Text und Darstellung: Zeha Schröder - Regie: Anke Winterhoff - Ort: Medienforum Münster, Verspoel 7-8 - Dauer: ca. 70 Minuten - Uraufführung: 16.12.2014
„Die Nilsson Schmilsson Late Night Memorial Radio Show" (ein Titel, der zu lang ist für die Darstellung in unserem Websitelayout) ist eine Hommage in doppelter Hinsicht. Das Stück erinnert nicht nur an einen der talentiertesten, vielseitigsten und unbekanntesten Singer-Songwriter der 60er und 70er Jahre. Es verbeugt sich auch vor einem Menschenschlag, der im stromlinienförmigen Unterhaltungsbusiness heutiger Prägung kaum noch anzutreffen ist: dem kantigen, selbstbewussten Moderator und Conferencier.
Ein solcher Typ ist Freddy, langjähriger DJ und Musikexperte bei einem namenlosen Regionalsender. Er hat vielleicht nicht die Klasse eines Mal Sondock, aber er sagt offen und unverblümt seine Meinung und passt damit immer weniger in eine Entertainment-Industrie, die sich über Quoten, Likes und Dislikes definiert. Freddy ahnt, dass seine Tage gezählt sind, und er nutzt die vielleicht letzte Gelegenheit, eines seiner persönlichen Idole besonders zu würdigen: Harald Edward Nilsson, einen Computerfreak und IT-Pionier der ersten Stunde, der 1967 die gedeihliche Karriere als Programmierer und Administrator an den Nagel hängt und zu NILSSON SCHMILSSON wird, einem der eigenwilligsten Künstler seiner Zeit, den nicht nur John Lennon und Paul McCartney in seltener Einmütigkeit als ihren ‚favourite American artist‘ bezeichneten.
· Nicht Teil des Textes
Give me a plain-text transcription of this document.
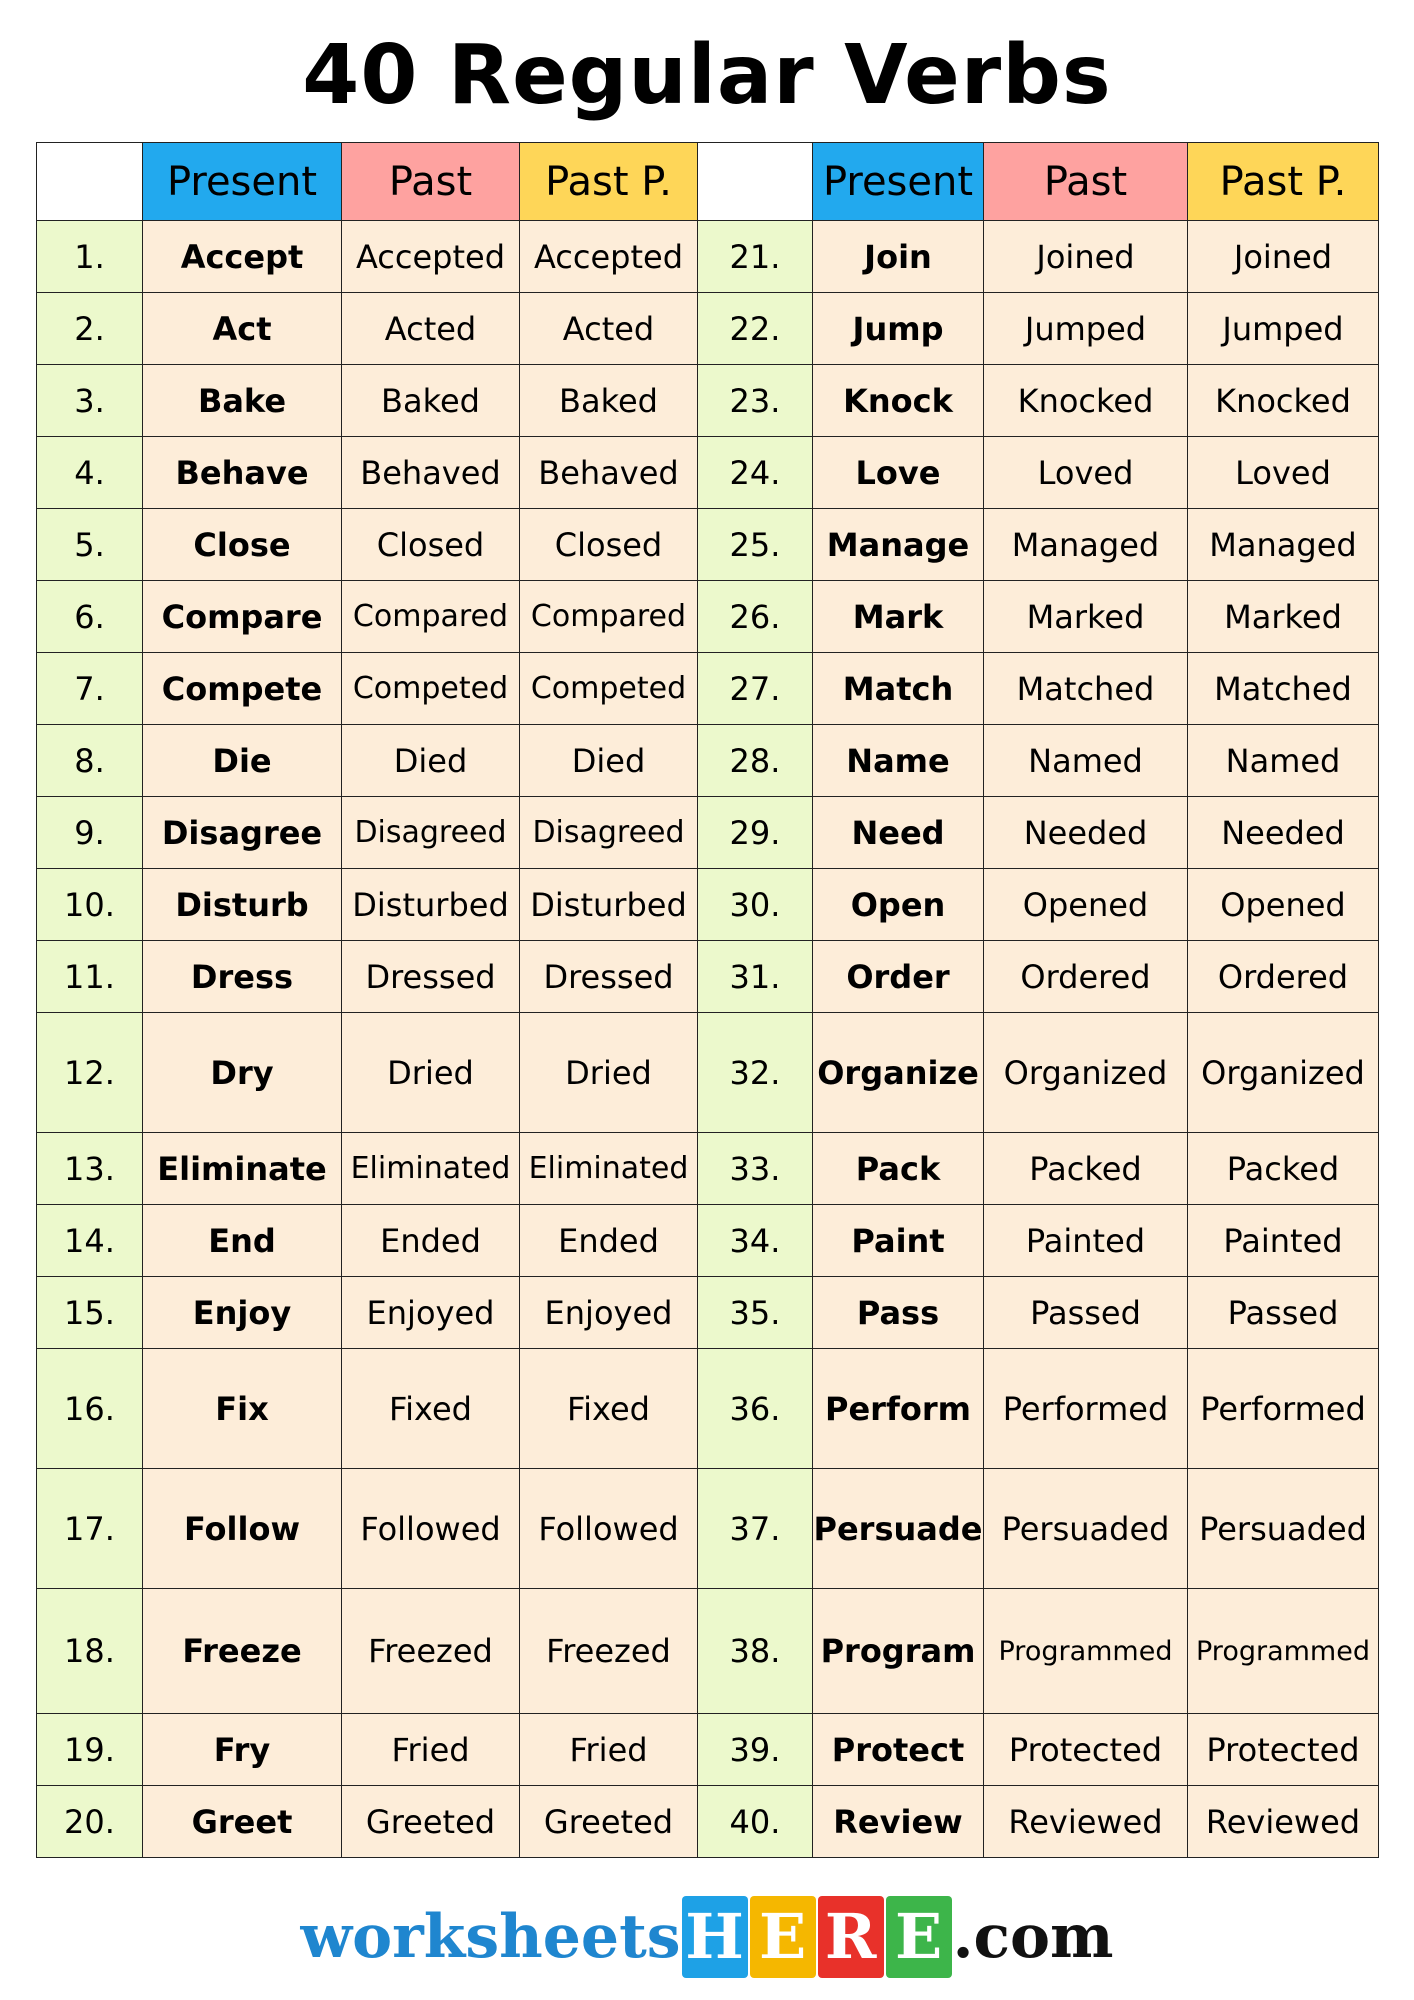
40 Regular Verbs
	Present	Past	Past P.		Present	Past	Past P.
1.	Accept	Accepted	Accepted	21.	Join	Joined	Joined
2.	Act	Acted	Acted	22.	Jump	Jumped	Jumped
3.	Bake	Baked	Baked	23.	Knock	Knocked	Knocked
4.	Behave	Behaved	Behaved	24.	Love	Loved	Loved
5.	Close	Closed	Closed	25.	Manage	Managed	Managed
6.	Compare	Compared	Compared	26.	Mark	Marked	Marked
7.	Compete	Competed	Competed	27.	Match	Matched	Matched
8.	Die	Died	Died	28.	Name	Named	Named
9.	Disagree	Disagreed	Disagreed	29.	Need	Needed	Needed
10.	Disturb	Disturbed	Disturbed	30.	Open	Opened	Opened
11.	Dress	Dressed	Dressed	31.	Order	Ordered	Ordered
12.	Dry	Dried	Dried	32.	Organize	Organized	Organized
13.	Eliminate	Eliminated	Eliminated	33.	Pack	Packed	Packed
14.	End	Ended	Ended	34.	Paint	Painted	Painted
15.	Enjoy	Enjoyed	Enjoyed	35.	Pass	Passed	Passed
16.	Fix	Fixed	Fixed	36.	Perform	Performed	Performed
17.	Follow	Followed	Followed	37.	Persuade	Persuaded	Persuaded
18.	Freeze	Freezed	Freezed	38.	Program	Programmed	Programmed
19.	Fry	Fried	Fried	39.	Protect	Protected	Protected
20.	Greet	Greeted	Greeted	40.	Review	Reviewed	Reviewed
worksheetsH E R E .com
Die „Radio Show" lässt Harry Nilssons Biografie in Songs und Rückblenden Revue passieren. Aber je länger der Mann am Mikrofon erzählt, desto mehr beschleicht einen das Gefühl, dass sein akustisches Denkmal für einen Unangepassten auch viel über ihn selbst verrät. Aus seiner Aufnahmekabine heraus kommentiert er die kühler werdende Welt da draußen und lässt sich auch durch Mails und Facebook-Kommentare, die in Echtzeit auf seinem Bildschirm eintrudeln, nicht beirren…
Studioatmosphäre prägt die Inszenierung. Der Spielort ist das wohl gemütlichste und sympathischste Aufnahmestudio von Münster, gelegen in den Räumen des medienforums münster am Verspoel. Der heimelige Raum bietet genau die Intimität, die Freddy braucht, um sich über musikalische Perlen und moderne Irrungen und Wirrungen auszulassen. Die Kehrseite der Medaille: Mit maximal zwanzig Zuschauern pro Abend ist das Studio alles andere als ein großer Saal.
Die Inszenierung wurde von Dezember 2014 bis Februar 2017 gezeigt und erlebte rund 30 ausverkaufte Aufführungen.